Soylulaştırma, en basit ve sınırlı tanımıyla, dar gelirlilerin yaşadığı, kent içerisindeki köhneleşmekte olan konut alanlarına, daha üst sınıfların yerleşmeye başlaması süreci olarak tanımlanmaktadır. Değişimin gerçekleştiği mahallelerde, bir taraftan eski ve bakımsız kalmış konutların yenilenmesiyle gözle görülür fiziksel iyileşmeler yaşanırken; diğer taraftan eski sakinlerin, yerlerini biraz da gönülsüz olarak sonradan gelenlere bıraktığı, literatürde yerinden edilme (displacement) olarak adlandırılan bir süreç yaşanıyor. Bu süreç ile birlikte kentsel fiziki alt yapı ne kadar sabit kalırsa kalsın el, işlev ve tip değiştirilmiş olmaktadır.
"Soylulaştırma" ile ilgili semtlerde var olan mahalle kültürü farklı grupların varlığıyla giderek değişime uğruyor.
Başlangıç aşamasında eski sakinlerin, güvendikleri "güçlü" komşularının varlığıyla yaşam alanlarına olan aidiyet duyguları güçleniyor. Ancak zamanla yaşadıkları semtler üst gelir gruplarının tercih ettiği yerler haline geliyor ve dolayısıyla emlak yatırımcılarının ilgisini çekiyor ve çoğunlukla spekülatif bir biçimde bu semtlerdeki emlak fiyatları artıyor. Bu evreden sonra mahallenin dokusunda yaşanan ciddi değişimler sonucunda, genellikle kiracılardan oluşan eski sakinler gönülsüz de olsa yaşam alanlarını terk etmek zorunda kalıyorlar.
Soylulaştırma ilk olarak, 1950’li ve 1960’lı yıllarda Londra ve New York gibi merkez ülke şehirlerinde karşımıza çıkıyor. İstanbul ise soylulaştırmayla 1970’li yılların sonlarına doğru tanışıyor. Dolayısıyla soylulaştırma İstanbul’da en az 25 senedir gerçekleşiyor.
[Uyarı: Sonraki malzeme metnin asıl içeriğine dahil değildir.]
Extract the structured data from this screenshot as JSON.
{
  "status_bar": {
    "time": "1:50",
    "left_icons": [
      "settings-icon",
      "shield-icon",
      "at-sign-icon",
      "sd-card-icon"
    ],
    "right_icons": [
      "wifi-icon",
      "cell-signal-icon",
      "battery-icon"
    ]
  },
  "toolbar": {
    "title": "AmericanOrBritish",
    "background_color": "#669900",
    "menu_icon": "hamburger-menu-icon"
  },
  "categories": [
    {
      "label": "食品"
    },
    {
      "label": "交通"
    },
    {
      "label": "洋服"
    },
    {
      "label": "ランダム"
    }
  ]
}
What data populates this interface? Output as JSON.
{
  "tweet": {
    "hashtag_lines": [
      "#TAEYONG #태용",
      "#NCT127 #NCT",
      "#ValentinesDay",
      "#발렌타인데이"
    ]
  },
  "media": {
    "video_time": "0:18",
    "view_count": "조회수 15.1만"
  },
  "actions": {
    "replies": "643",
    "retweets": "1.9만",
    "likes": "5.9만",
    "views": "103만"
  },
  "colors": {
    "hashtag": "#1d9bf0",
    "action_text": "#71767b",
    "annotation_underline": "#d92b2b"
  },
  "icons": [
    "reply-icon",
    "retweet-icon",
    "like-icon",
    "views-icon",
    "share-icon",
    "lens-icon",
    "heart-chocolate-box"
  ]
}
Süreç, İstanbul içerisinde on senelik aralıklarla yeni bölgelere sıçrayarak ilerliyor: 1980’lerde Boğaziçi (Arnavuktöy, Ortaköy ve Kuzguncuk), 1990’larda Beyoğlu (Cihangir, Galata ve Asmalımescit) ve 2000’lerde Haliç (Fener ve Balat) bu şekilde soylulaşıyor. İçinde bulunduğumuz dönemde ise Süleymaniye, Tarlabaşı, Tophane ve Sulukule gibi kentsel dönüşüm projeleri ile gündeme gelen bölgeler soylulaştırma tartışmalarına konu oluyor.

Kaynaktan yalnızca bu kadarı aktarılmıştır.